Later on July 6, 2021, Proskauer provided Kirkland a revised draft of the merger agreement which included the elements of the “Excluded Party” definition and the removal of the “hell or high water” antitrust clause which Thoma Bravo had indicated were threshold issues, but also made other changes to enhance the utility of the “go-shop” period. In addition, the parties negotiated a final “reverse termination fee” of 5.5% and resolved other remaining open points in the draft merger agreement and disclosure schedules.
Between July 2, 2021 and July 8, 2021, Proskauer and Kirkland negotiated the ancillary agreements to the draft merger agreement and the draft disclosure schedules. On July 7, 2021, representatives of Proskauer and Kirkland discussed the final open points in the merger agreement, and Thoma Bravo agreed to a further request that no director other than Ken McBride would be required to enter into a voting agreement
On July 8, 2021, after market close, J.P. Morgan provided J.P. Morgan’s financial analyses of the Thoma Bravo $330 per share proposal.
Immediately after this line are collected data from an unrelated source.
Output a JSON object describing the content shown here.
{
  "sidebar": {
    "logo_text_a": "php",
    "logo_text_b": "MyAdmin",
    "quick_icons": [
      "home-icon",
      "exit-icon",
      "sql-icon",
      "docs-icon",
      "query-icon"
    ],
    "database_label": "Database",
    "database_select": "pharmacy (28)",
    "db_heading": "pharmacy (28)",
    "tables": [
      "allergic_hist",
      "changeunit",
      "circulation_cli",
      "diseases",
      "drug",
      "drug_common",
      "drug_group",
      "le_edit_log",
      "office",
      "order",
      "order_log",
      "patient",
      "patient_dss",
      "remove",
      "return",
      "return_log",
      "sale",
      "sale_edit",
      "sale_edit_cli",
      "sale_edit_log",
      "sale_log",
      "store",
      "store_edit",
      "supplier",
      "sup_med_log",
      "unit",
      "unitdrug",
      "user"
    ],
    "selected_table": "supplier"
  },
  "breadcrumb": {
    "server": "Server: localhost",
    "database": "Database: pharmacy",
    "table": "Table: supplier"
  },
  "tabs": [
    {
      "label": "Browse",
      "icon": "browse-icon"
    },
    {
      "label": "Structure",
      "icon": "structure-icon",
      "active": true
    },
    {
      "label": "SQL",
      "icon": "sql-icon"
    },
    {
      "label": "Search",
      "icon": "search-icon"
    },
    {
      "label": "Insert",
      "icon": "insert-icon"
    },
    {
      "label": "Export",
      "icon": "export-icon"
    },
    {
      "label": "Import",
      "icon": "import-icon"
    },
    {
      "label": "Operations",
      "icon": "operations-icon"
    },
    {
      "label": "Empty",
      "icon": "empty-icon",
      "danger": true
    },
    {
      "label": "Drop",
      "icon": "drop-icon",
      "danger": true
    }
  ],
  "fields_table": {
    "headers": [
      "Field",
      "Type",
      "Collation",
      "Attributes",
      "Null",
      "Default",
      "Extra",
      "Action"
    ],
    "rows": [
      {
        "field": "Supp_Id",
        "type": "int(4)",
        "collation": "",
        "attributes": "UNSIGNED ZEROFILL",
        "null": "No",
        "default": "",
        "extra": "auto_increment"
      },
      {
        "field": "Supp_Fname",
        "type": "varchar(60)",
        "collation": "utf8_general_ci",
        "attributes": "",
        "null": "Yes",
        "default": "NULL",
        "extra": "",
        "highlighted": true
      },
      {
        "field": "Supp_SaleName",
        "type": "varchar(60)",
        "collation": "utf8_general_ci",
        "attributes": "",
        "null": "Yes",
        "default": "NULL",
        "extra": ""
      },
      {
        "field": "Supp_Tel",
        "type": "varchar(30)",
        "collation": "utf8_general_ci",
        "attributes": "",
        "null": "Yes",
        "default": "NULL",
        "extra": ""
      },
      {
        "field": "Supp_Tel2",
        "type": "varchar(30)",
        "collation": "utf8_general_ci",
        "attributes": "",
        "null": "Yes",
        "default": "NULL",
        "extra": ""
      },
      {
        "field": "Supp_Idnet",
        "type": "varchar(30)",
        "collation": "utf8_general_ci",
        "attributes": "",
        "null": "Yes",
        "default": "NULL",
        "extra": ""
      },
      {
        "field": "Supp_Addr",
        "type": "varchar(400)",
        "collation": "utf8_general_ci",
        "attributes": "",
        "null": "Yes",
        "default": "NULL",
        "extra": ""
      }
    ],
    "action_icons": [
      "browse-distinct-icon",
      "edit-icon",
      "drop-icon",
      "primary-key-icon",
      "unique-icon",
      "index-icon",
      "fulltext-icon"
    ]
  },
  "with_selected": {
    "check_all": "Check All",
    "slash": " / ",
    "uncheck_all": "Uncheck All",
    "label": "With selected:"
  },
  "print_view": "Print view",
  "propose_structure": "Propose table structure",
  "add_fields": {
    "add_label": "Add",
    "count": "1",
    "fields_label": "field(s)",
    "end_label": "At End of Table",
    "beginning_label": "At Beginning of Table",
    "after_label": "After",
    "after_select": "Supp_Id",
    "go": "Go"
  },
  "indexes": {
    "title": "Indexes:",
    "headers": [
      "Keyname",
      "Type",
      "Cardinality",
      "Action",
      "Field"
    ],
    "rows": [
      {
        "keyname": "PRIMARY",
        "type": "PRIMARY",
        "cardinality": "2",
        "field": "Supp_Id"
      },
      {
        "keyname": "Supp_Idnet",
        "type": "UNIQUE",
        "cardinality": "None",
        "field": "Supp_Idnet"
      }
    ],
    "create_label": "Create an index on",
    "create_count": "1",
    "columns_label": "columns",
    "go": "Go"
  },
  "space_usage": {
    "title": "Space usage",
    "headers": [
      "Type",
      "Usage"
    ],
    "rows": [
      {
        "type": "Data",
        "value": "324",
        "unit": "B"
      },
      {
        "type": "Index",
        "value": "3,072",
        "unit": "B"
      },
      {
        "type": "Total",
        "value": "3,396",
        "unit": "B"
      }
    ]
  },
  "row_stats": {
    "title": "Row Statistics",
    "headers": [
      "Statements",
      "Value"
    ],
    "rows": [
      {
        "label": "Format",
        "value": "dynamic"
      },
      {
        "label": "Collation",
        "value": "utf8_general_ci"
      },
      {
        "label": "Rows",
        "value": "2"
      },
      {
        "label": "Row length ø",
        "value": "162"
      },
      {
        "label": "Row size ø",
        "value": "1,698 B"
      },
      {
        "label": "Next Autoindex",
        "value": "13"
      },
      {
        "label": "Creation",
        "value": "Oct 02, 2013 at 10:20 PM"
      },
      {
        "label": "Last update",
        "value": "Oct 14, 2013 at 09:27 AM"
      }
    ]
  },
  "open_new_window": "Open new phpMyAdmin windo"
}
J.P. Morgan then rendered its oral opinion to the Board of Directors, which was subsequently confirmed by delivery of its written opinion, dated July 8, 2021, that, as of such date, and based upon and subject to the factors and assumptions set forth in its opinion, the $330 per share merger consideration (as proposed in the Thoma Bravo $330 per share proposal) to be paid to the Stamps.com common stockholders in the proposed Merger was fair, from a financial point of view, to such stockholders. Mr. Habiger again reminded other members of the Board of Directors of his employment by J.D. Power, which is a Thoma Bravo portfolio company, and again recused himself from the meeting so that the Board of Directors could continue to discuss the Merger in an executive session. Following such discussion, Mr. Habiger rejoined the meeting and then the Board of Directors unanimously (i) determined that it was in the best interests of Stamps.com and its stockholders, and declared it advisable, to enter into the merger agreement and consummate the Merger upon the terms and subject to the conditions set forth in the merger agreement; (ii) approved the execution and delivery of the merger agreement by Stamps.com, the performance by Stamps.com of its covenants and other obligations under the merger agreement, and the consummation of the Merger upon the terms and conditions set forth in the merger agreement; and (iii) resolved to recommend that Stamps.com stockholders adopt the merger agreement and approve the Merger in accordance with the DGCL.
Later that evening, Stamps.com and Thoma Bravo executed the merger agreement and related agreements entered into in connection with the transactions contemplated by the merger agreement.
The following morning on July 9, 2021 before market open, Stamps.com issued a press release announcing the execution of the merger agreement.
Since the execution of the Merger Agreement, in connection with the “go-shop” period provided for in the Merger Agreement, which expired at 11:59 p.m. Pacific Time on August 17, 2021, at the direction of the Board of Directors, representatives of J.P. Morgan contacted and sought to engage in discussions with 35 parties regarding submitting an Acquisition Proposal, including Industry Participant A and Sponsor A with which Stamps.com had engaged prior to the execution of the Merger Agreement. 16 of the parties were financial parties and 19 of the parties were industry participants. In addition, J.P. Morgan received inquiries from two other potentially interested parties, one financial party and one industry participant, during the “go-shop” period. Stamps.com executed confidentiality agreements with three parties. None of the parties contacted or who made inquiries made an Acquisition Proposal.